Lodgepole pines, Engelmann Spruce, Douglas subalpine fir aspen, and whitebark pine are the most common tree species. Sagebrush, grasses, and willows are common in lower elevations, whereas alpine meadows are typical over the timberline. Endangered and threatened species within the forest boundaries include the gray wolf, grizzly bear, black-footed ferret, and peregrine falcon. Most mammals that lived in the area before European settlement are still present in this area. Elk, mule deer, moose, bighorn sheep, bison pronghorn, marmot, coyote, and cougar are some mammals found in the forests. The four subspecies of cutthroat trout are also present, including the Snake River cutthroat trout. Three hundred and five bird species have been seen, including bald eagles, trumpeter Swans, sandhill Cranes, Clark’s nutcrackers, and hawks.

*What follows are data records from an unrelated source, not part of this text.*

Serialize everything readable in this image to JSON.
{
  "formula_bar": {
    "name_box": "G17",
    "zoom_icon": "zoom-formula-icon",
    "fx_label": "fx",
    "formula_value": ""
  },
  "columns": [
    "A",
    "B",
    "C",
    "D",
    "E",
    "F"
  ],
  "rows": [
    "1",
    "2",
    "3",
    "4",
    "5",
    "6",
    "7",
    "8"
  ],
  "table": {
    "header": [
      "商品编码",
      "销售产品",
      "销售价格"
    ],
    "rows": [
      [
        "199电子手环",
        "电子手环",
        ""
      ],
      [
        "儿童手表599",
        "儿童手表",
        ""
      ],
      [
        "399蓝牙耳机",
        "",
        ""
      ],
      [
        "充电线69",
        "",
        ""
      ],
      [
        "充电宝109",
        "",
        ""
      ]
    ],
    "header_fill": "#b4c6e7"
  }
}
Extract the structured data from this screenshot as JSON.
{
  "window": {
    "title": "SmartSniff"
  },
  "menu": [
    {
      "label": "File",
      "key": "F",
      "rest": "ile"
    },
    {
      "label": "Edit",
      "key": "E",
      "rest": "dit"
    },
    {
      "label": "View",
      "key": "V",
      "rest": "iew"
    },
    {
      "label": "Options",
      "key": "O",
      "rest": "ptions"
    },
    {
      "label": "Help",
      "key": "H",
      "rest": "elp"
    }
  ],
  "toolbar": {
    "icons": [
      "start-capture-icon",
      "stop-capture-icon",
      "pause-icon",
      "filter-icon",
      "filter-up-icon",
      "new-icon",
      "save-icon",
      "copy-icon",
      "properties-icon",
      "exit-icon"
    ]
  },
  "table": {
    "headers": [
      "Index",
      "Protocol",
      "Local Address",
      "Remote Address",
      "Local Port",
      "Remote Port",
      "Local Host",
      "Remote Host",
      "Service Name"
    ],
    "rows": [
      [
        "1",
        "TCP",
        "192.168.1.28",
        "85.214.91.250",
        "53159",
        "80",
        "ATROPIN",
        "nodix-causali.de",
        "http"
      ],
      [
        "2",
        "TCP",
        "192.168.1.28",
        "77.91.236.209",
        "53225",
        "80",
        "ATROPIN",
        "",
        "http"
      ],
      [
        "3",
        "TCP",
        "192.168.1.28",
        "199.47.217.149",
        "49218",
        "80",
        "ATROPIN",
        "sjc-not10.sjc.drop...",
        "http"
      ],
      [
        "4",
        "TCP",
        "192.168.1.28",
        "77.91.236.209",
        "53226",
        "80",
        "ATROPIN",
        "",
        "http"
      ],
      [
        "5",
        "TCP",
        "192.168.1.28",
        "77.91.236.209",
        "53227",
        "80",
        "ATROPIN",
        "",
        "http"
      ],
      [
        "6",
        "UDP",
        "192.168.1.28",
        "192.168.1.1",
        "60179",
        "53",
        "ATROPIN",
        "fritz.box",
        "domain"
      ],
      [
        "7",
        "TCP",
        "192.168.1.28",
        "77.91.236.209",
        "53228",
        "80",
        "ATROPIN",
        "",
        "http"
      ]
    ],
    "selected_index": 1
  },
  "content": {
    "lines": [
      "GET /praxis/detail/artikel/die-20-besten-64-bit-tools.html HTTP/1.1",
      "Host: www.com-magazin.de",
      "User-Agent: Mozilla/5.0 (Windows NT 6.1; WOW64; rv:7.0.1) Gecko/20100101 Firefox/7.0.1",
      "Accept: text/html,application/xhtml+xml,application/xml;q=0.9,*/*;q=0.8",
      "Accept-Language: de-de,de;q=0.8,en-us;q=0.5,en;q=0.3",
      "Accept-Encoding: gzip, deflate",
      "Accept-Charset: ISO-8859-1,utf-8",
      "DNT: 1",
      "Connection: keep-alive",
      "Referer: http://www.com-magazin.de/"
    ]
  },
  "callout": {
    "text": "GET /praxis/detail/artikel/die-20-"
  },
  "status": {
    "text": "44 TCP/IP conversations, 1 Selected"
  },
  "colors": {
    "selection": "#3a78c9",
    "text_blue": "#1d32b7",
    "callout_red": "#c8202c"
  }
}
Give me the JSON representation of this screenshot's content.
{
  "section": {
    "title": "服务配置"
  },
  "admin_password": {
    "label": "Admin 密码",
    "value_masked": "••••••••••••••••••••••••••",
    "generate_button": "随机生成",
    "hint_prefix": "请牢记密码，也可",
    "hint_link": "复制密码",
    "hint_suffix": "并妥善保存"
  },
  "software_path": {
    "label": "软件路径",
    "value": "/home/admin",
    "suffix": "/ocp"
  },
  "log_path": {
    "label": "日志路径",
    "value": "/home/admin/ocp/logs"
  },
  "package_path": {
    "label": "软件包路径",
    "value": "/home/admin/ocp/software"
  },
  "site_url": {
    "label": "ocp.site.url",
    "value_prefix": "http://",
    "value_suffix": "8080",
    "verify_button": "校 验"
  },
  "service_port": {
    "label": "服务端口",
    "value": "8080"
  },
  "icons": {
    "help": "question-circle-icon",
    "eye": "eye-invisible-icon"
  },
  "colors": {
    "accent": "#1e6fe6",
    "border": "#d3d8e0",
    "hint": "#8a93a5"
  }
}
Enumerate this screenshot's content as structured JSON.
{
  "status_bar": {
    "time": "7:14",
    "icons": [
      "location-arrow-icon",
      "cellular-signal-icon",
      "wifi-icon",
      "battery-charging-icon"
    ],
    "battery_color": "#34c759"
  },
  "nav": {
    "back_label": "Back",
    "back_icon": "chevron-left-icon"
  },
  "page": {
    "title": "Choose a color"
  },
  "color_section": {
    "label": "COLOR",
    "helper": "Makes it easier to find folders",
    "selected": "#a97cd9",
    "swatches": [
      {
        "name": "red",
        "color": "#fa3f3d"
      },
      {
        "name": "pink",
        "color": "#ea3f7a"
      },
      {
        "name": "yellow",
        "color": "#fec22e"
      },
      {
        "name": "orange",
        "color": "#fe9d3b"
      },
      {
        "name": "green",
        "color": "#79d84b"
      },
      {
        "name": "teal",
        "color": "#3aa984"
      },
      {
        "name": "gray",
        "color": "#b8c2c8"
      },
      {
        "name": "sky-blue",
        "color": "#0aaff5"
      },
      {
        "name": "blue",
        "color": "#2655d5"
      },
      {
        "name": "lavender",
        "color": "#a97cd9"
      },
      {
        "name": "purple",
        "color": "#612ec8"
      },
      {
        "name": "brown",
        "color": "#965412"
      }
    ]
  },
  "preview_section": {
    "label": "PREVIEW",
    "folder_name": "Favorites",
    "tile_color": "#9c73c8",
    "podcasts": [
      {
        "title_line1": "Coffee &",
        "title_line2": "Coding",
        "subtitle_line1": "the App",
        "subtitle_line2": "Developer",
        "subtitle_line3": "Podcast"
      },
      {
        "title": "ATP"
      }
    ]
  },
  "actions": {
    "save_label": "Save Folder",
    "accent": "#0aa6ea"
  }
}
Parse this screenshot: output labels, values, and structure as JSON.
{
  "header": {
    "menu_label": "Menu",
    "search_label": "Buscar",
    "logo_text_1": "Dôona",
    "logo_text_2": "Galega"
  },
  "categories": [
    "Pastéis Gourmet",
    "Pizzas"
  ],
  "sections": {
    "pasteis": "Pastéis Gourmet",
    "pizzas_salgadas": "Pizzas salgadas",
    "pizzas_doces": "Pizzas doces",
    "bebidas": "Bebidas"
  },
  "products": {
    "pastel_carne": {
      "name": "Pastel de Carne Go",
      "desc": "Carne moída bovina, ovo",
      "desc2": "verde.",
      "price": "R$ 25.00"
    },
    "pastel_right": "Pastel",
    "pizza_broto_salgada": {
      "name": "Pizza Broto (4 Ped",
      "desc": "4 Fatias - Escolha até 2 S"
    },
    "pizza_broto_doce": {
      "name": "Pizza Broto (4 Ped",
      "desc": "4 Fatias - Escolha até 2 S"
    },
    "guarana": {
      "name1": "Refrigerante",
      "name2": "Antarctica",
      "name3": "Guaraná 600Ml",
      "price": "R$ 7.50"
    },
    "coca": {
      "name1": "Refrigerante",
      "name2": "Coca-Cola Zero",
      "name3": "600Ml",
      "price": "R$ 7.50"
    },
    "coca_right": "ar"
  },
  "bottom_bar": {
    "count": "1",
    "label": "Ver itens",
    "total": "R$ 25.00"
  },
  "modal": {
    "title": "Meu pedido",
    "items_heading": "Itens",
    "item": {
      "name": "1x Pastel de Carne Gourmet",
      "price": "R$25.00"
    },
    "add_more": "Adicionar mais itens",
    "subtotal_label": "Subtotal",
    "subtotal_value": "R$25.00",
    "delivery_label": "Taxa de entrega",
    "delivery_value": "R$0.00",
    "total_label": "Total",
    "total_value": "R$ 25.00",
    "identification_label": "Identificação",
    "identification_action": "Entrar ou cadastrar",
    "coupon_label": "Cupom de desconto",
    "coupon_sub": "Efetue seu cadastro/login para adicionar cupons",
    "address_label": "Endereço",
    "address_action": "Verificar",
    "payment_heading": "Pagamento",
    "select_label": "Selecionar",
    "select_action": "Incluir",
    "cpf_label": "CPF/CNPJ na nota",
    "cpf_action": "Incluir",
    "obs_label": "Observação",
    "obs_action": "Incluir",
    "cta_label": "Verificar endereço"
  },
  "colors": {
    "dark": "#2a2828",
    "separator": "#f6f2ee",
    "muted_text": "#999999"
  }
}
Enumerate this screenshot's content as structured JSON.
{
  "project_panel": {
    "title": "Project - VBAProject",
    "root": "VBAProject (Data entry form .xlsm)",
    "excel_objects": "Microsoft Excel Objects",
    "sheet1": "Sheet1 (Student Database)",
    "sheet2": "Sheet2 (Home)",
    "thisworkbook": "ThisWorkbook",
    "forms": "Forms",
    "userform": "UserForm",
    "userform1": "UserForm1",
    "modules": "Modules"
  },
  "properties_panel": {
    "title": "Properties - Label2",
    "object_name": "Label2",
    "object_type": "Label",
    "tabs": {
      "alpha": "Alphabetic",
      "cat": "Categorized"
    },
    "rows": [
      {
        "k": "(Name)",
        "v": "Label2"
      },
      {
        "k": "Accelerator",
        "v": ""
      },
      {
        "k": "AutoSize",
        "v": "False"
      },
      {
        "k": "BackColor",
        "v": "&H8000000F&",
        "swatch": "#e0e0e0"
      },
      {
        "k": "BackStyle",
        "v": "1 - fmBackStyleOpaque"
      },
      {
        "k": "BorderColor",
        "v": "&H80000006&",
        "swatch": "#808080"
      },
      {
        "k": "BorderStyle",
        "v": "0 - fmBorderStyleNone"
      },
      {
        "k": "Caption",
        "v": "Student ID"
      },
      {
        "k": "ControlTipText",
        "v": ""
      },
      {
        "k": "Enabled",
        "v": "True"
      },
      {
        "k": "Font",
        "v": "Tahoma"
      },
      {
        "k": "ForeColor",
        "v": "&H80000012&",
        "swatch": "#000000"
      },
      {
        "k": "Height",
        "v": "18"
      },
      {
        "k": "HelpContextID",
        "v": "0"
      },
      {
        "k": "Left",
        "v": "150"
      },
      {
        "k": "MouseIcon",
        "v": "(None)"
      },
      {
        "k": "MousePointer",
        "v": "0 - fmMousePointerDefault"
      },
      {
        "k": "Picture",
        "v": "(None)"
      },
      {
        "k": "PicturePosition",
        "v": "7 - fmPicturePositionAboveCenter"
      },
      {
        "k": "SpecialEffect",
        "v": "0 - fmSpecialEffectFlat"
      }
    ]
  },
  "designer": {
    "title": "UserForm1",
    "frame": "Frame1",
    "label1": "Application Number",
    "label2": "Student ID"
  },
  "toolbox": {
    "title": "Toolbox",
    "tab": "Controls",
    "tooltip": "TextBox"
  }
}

More than 2,000 miles (3,200 kilometers) of trails for hiking are within the forest. They provide access to wilderness areas and interconnecting trails within Yellowstone National Park. Numerous campsites accessible by vehicle offer campsites for tents and picnic tables and space in certain circumstances to accommodate recreational vehicles. The nighttime temperatures can drop below freezing at any season, and mosquitoes during the later spring or early summer months are not uncommon. Summertime high temperatures range from 70-79 degrees (21 to 26 degrees Celsius), and wintertime temperatures can fall below 50 degrees (-46 degree Celsius).


The National Forest Bridger Teton is an administrative unit comprised of Bridger and Teton Forests. They merged in 1973. It was formed when the Bridger National Forest was absorbed into the Wyoming National Forest in 1923. The Wyoming National Forest was established in 1904 as an extension of the Yellowstone Forest Reserve in 1904. Then, it was changed in 1908 to the Wyoming National Forest. 2] The Teton Forest Reserve was created in the same year and later became Teton National Forest.

District offices of the Ranger have offices at Pinedale, Kemmerer, Big Piney, Moran, Afton, and Jackson. The headquarters of the forest is in Jackson. In ascending order of land area, the forest covers Sublette, Teton, Lincoln, Park, and Fremont counties.